Australian Securities Exchange was closed on Sunday. ASX trading usually goes from 10 a.m. to 4 p.m. Sydney time on ASX business days. That means BHP’s last price is from Friday’s close.
BHP finished Friday at A$58.99, up 0.80%. The S&P/ASX 200 (INDEXASX:XJO) added 0.18% to 8,764. But BHP’s gain barely moved the needle for the week — shares are still down 9.30% from A$65.04, which was the price before the Jansen project update.
BHP has lost roughly A$30.7 billion in ordinary equity value since June 18. That figure comes from a share drop of A$6.05 across 5.081 billion shares on issue. The company’s market value at Friday’s close stood near A$299.8 billion.
BHP’s selloff didn’t stop at the charge. The company flagged a US$2.3 billion impairment from Jansen and now sees Stage 2 investment at US$6.9 billion, up from US$4.9 billion. Output for Stage 2 is now set for late FY2031.
The capex per unit of planned output, which usually gets less attention, has climbed. Stage 2 is still planned to hit 4.36 million tonnes a year, but now the capital cost has risen to about US$1.58 billion per million tonnes of annual capacity, up from US$1.12 billion at the time of approval.
BHP is counting on Jansen to help push the company past iron ore. The miner says Stage 1 is still targeting first output in mid-2027. An updated internal rate of return for Stage 2 is 11%. When both stages are running, Jansen should produce 8.5 Mtpa, or about 10% of the world’s potash.
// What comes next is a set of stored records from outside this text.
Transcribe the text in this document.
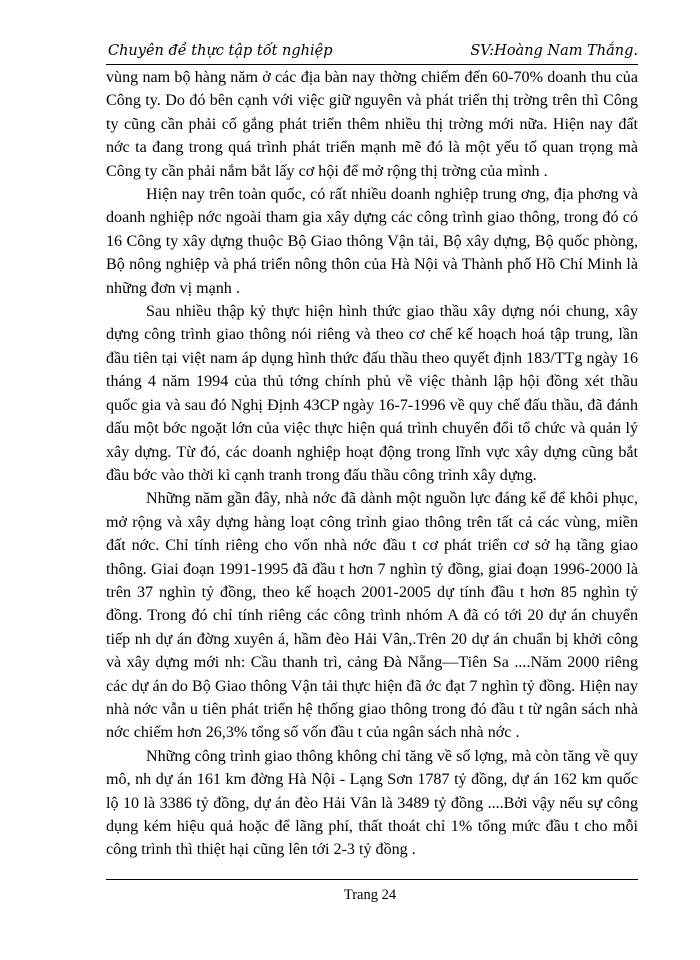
Chuyên đề thực tập tốt nghiệp	SV:Hoàng Nam Thắng.

vùng nam bộ hàng năm ở các địa bàn nay thờng chiếm đến 60-70% doanh thu của Công ty. Do đó bên cạnh với việc giữ nguyên và phát triển thị trờng trên thì Công ty cũng cần phải cố gắng phát triển thêm nhiều thị trờng mới nữa. Hiện nay đất nớc ta đang trong quá trình phát triển mạnh mẽ đó là một yếu tố quan trọng mà Công ty cần phải nắm bắt lấy cơ hội để mở rộng thị trờng của mình .

Hiện nay trên toàn quốc, có rất nhiều doanh nghiệp trung ơng, địa phơng và doanh nghiệp nớc ngoài tham gia xây dựng các công trình giao thông, trong đó có 16 Công ty xây dựng thuộc Bộ Giao thông Vận tải, Bộ xây dựng, Bộ quốc phòng, Bộ nông nghiệp và phá triển nông thôn của Hà Nội và Thành phố Hồ Chí Minh là những đơn vị mạnh .

Sau nhiều thập kỷ thực hiện hình thức giao thầu xây dựng nói chung, xây dựng công trình giao thông nói riêng và theo cơ chế kế hoạch hoá tập trung, lần đầu tiên tại việt nam áp dụng hình thức đấu thầu theo quyết định 183/TTg ngày 16 tháng 4 năm 1994 của thủ tớng chính phủ về việc thành lập hội đồng xét thầu quốc gia và sau đó Nghị Định 43CP ngày 16-7-1996 về quy chế đấu thầu, đã đánh dấu một bớc ngoặt lớn của việc thực hiện quá trình chuyển đổi tổ chức và quản lý xây dựng. Từ đó, các doanh nghiệp hoạt động trong lĩnh vực xây dựng cũng bắt đầu bớc vào thời kì cạnh tranh trong đấu thầu công trình xây dựng.

Những năm gần đây, nhà nớc đã dành một nguồn lực đáng kể để khôi phục, mở rộng và xây dựng hàng loạt công trình giao thông trên tất cả các vùng, miền đất nớc. Chỉ tính riêng cho vốn nhà nớc đầu t cơ phát triển cơ sở hạ tầng giao thông. Giai đoạn 1991-1995 đã đầu t hơn 7 nghìn tỷ đồng, giai đoạn 1996-2000 là trên 37 nghìn tỷ đồng, theo kế hoạch 2001-2005 dự tính đầu t hơn 85 nghìn tỷ đồng. Trong đó chỉ tính riêng các công trình nhóm A đã có tới 20 dự án chuyển tiếp nh dự án đờng xuyên á, hầm đèo Hải Vân,.Trên 20 dự án chuẩn bị khởi công và xây dựng mới nh: Cầu thanh trì, cảng Đà Nẵng—Tiên Sa ....Năm 2000 riêng các dự án do Bộ Giao thông Vận tải thực hiện đã ớc đạt 7 nghìn tỷ đồng. Hiện nay nhà nớc vẫn u tiên phát triển hệ thống giao thông trong đó đầu t từ ngân sách nhà nớc chiếm hơn 26,3% tổng số vốn đầu t của ngân sách nhà nớc .

Những công trình giao thông không chỉ tăng về số lợng, mà còn tăng về quy mô, nh dự án 161 km đờng Hà Nội - Lạng Sơn 1787 tỷ đồng, dự án 162 km quốc lộ 10 là 3386 tỷ đồng, dự án đèo Hải Vân là 3489 tỷ đồng ....Bởi vậy nếu sự công dụng kém hiệu quả hoặc để lãng phí, thất thoát chỉ 1% tổng mức đầu t cho mỗi công trình thì thiệt hại cũng lên tới 2-3 tỷ đồng .

Trang 24
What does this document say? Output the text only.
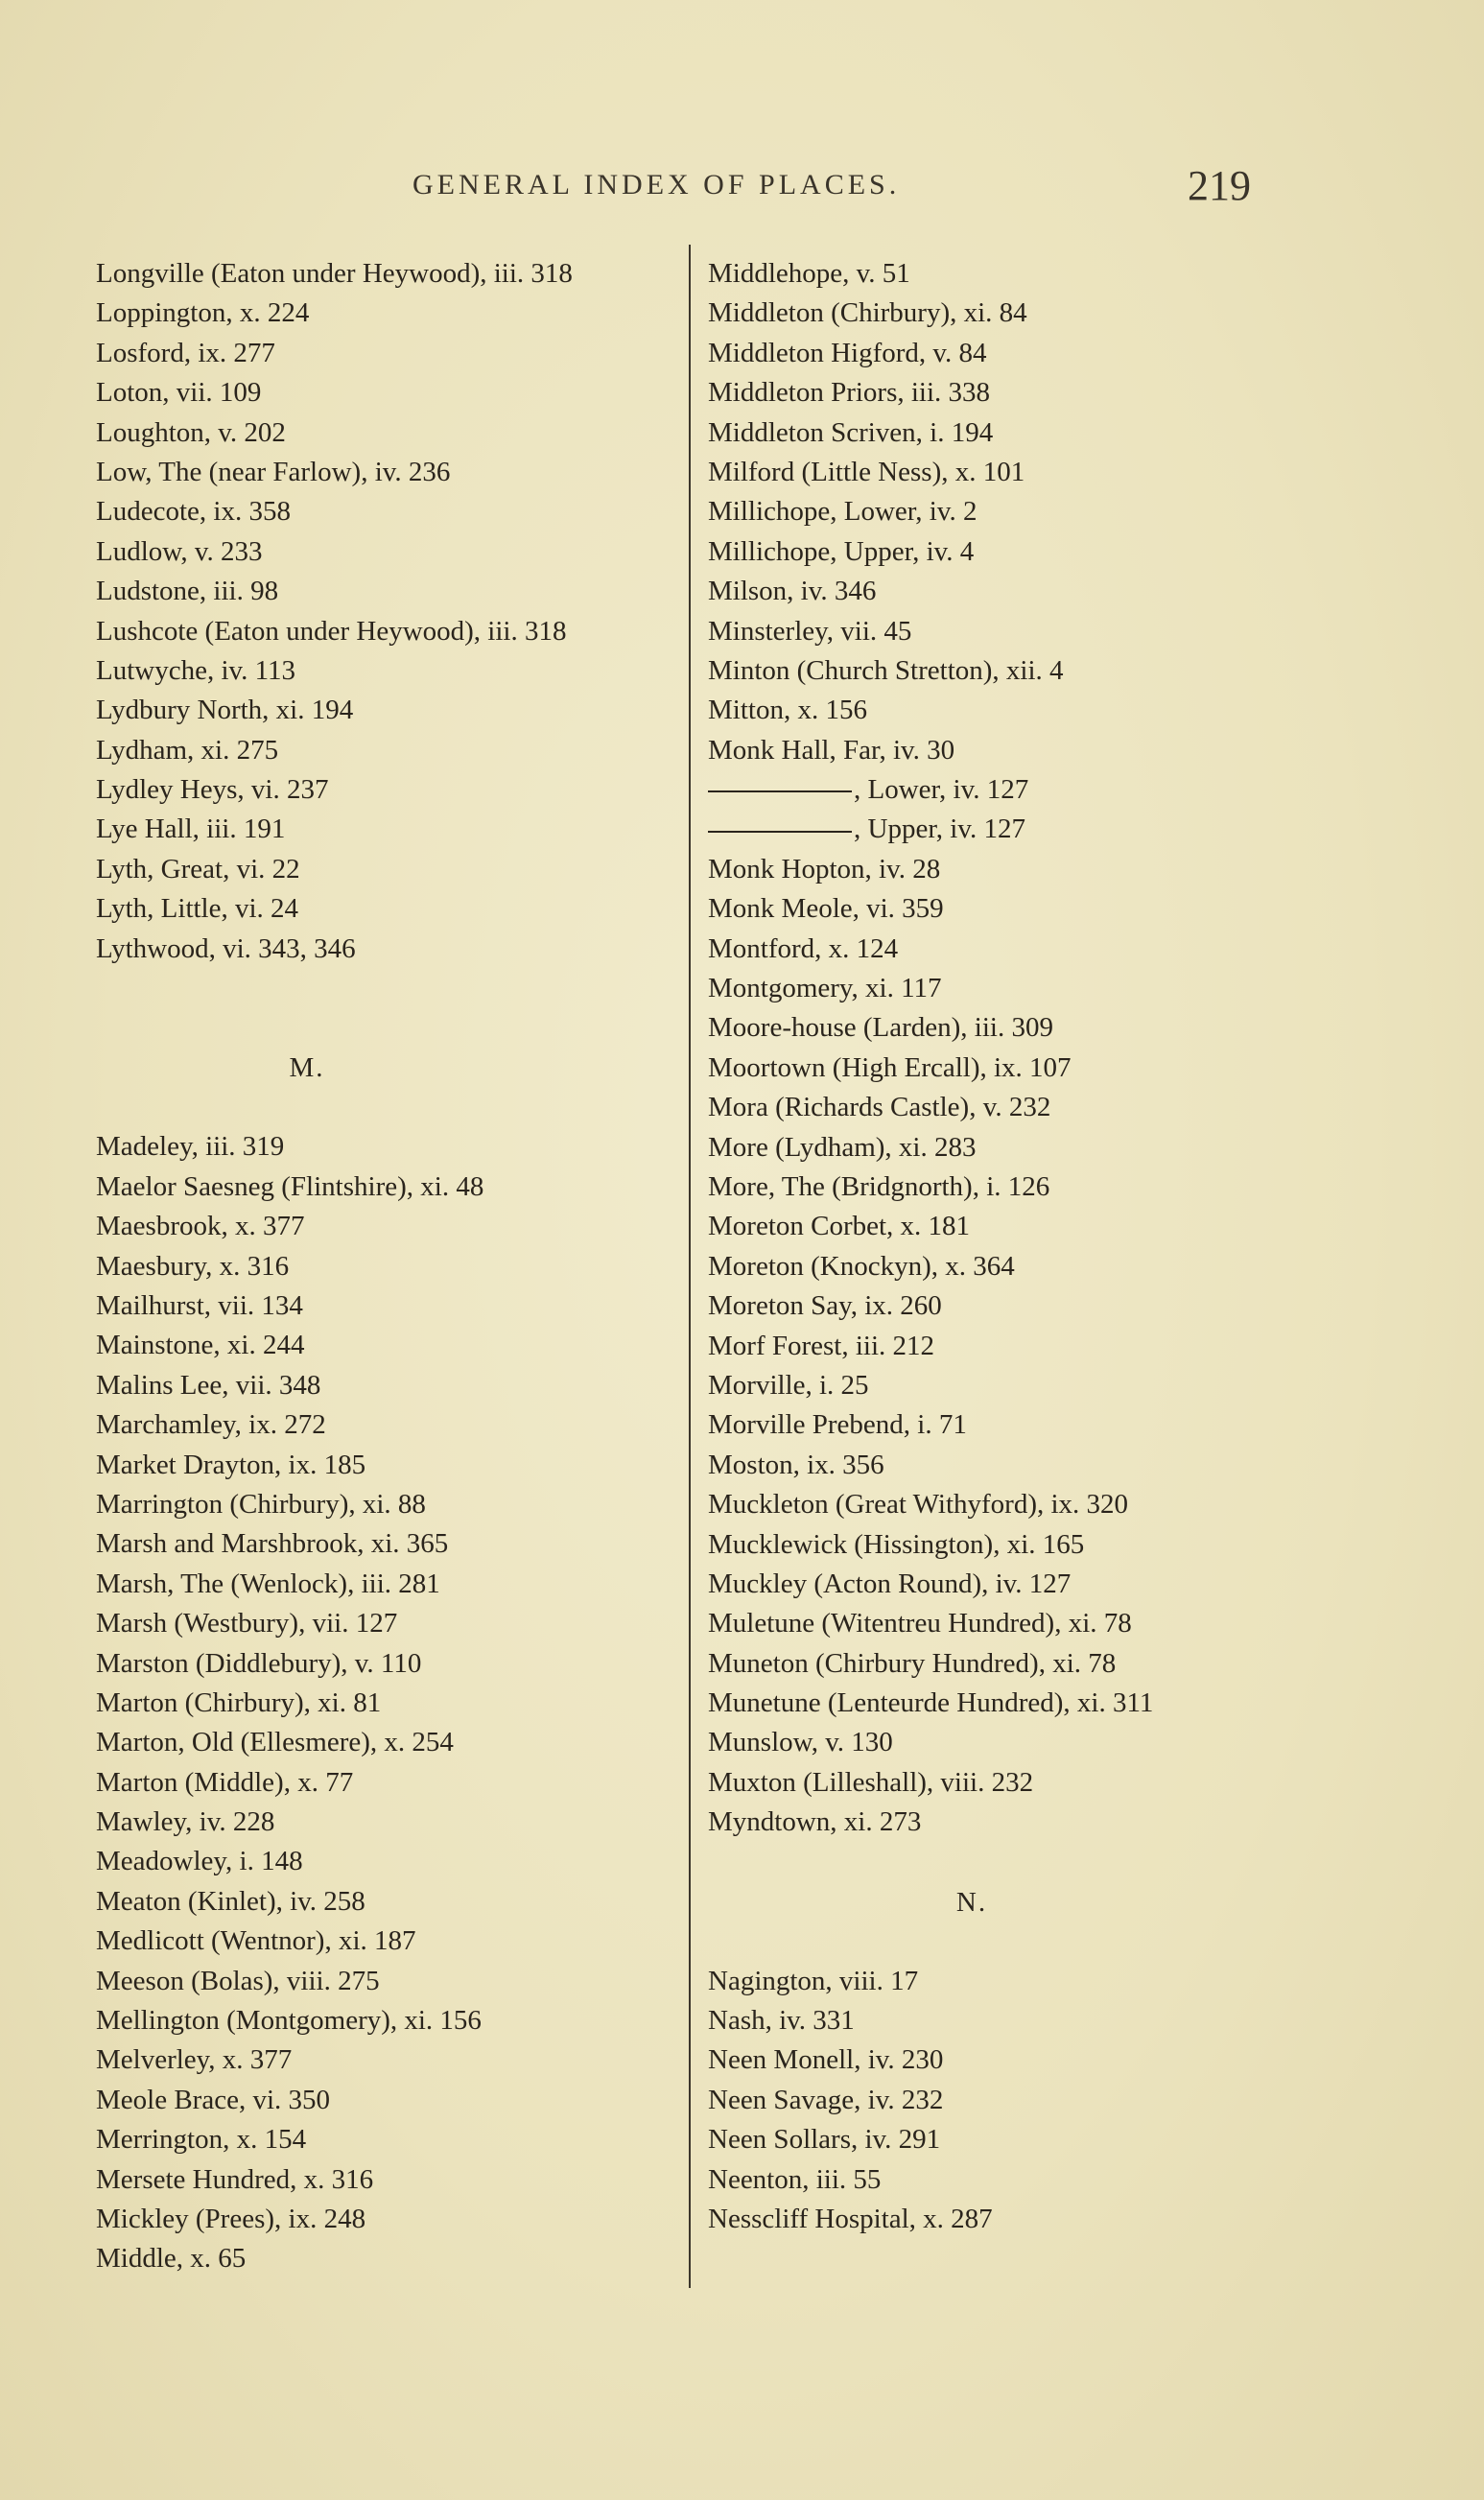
GENERAL INDEX OF PLACES.	219
Longville (Eaton under Heywood), iii. 318
Loppington, x. 224
Losford, ix. 277
Loton, vii. 109
Loughton, v. 202
Low, The (near Farlow), iv. 236
Ludecote, ix. 358
Ludlow, v. 233
Ludstone, iii. 98
Lushcote (Eaton under Heywood), iii. 318
Lutwyche, iv. 113
Lydbury North, xi. 194
Lydham, xi. 275
Lydley Heys, vi. 237
Lye Hall, iii. 191
Lyth, Great, vi. 22
Lyth, Little, vi. 24
Lythwood, vi. 343, 346
M.
Madeley, iii. 319
Maelor Saesneg (Flintshire), xi. 48
Maesbrook, x. 377
Maesbury, x. 316
Mailhurst, vii. 134
Mainstone, xi. 244
Malins Lee, vii. 348
Marchamley, ix. 272
Market Drayton, ix. 185
Marrington (Chirbury), xi. 88
Marsh and Marshbrook, xi. 365
Marsh, The (Wenlock), iii. 281
Marsh (Westbury), vii. 127
Marston (Diddlebury), v. 110
Marton (Chirbury), xi. 81
Marton, Old (Ellesmere), x. 254
Marton (Middle), x. 77
Mawley, iv. 228
Meadowley, i. 148
Meaton (Kinlet), iv. 258
Medlicott (Wentnor), xi. 187
Meeson (Bolas), viii. 275
Mellington (Montgomery), xi. 156
Melverley, x. 377
Meole Brace, vi. 350
Merrington, x. 154
Mersete Hundred, x. 316
Mickley (Prees), ix. 248
Middle, x. 65
Middlehope, v. 51
Middleton (Chirbury), xi. 84
Middleton Higford, v. 84
Middleton Priors, iii. 338
Middleton Scriven, i. 194
Milford (Little Ness), x. 101
Millichope, Lower, iv. 2
Millichope, Upper, iv. 4
Milson, iv. 346
Minsterley, vii. 45
Minton (Church Stretton), xii. 4
Mitton, x. 156
Monk Hall, Far, iv. 30
, Lower, iv. 127
, Upper, iv. 127
Monk Hopton, iv. 28
Monk Meole, vi. 359
Montford, x. 124
Montgomery, xi. 117
Moore-house (Larden), iii. 309
Moortown (High Ercall), ix. 107
Mora (Richards Castle), v. 232
More (Lydham), xi. 283
More, The (Bridgnorth), i. 126
Moreton Corbet, x. 181
Moreton (Knockyn), x. 364
Moreton Say, ix. 260
Morf Forest, iii. 212
Morville, i. 25
Morville Prebend, i. 71
Moston, ix. 356
Muckleton (Great Withyford), ix. 320
Mucklewick (Hissington), xi. 165
Muckley (Acton Round), iv. 127
Muletune (Witentreu Hundred), xi. 78
Muneton (Chirbury Hundred), xi. 78
Munetune (Lenteurde Hundred), xi. 311
Munslow, v. 130
Muxton (Lilleshall), viii. 232
Myndtown, xi. 273
N.
Nagington, viii. 17
Nash, iv. 331
Neen Monell, iv. 230
Neen Savage, iv. 232
Neen Sollars, iv. 291
Neenton, iii. 55
Nesscliff Hospital, x. 287
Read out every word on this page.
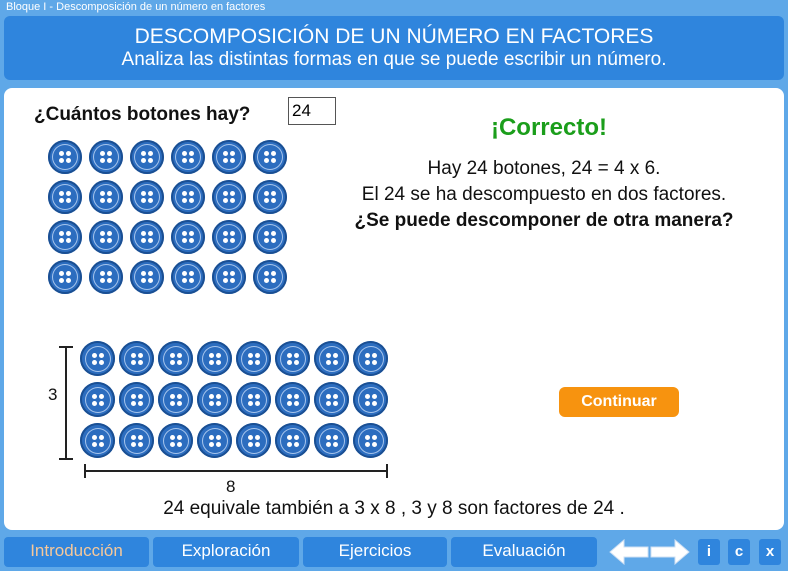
Bloque I - Descomposición de un número en factores
DESCOMPOSICIÓN DE UN NÚMERO EN FACTORES
Analiza las distintas formas en que se puede escribir un número.
¿Cuántos botones hay?
24	¡Correcto!
Hay 24 botones, 24 = 4 x 6.
El 24 se ha descompuesto en dos factores.
¿Se puede descomponer de otra manera?
3
8
Continuar
24 equivale también a 3 x 8 , 3 y 8 son factores de 24 .
Introducción	Exploración	Ejercicios	Evaluación	i	c	x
BHP investors want management to keep costs tight, according to Elan Miller at Blackwattle Investment Partners. “Cost control is definitely a priority,” Miller said. Capex is also a focus, said Glyn Lawcock from Barrenjoey. “Capex increases are on everyone’s mind,” Lawcock told Reuters. Reuters
Craig steps in July 1, just days after the Jansen reset. BHP cut its Americas role in two, appointing Jessica Farrell as president North America, also from July 1. Farrell will handle South America too until BHP finds someone for that job.
BHP has put a named executive in charge of its North American business, which includes Jansen. In South America, where BHP is expanding copper work in Chile and Argentina, there is still no permanent regional president.
BHP got some help from commodity prices. Copper closed at US$6.14/lb on June 26, gaining 1.15% for the day and up 21.23% from a year ago. Iron ore settled at US$100.33 a tonne, a slip of 0.04% on the day and down 8.18% for the month.
BHP’s first test comes Monday, with shares reopening near A$59. Craig takes over as CEO on Wednesday. The company has its FY2026 operational review set for July 16, and full-year results coming Aug. 18.
The stock holds a 28.53% gain in 2026 and is up 59.72% for the financial year. But there’s a new cost number out: the project, only 16% done, is now running 40.8% over its approved Stage 2 budget.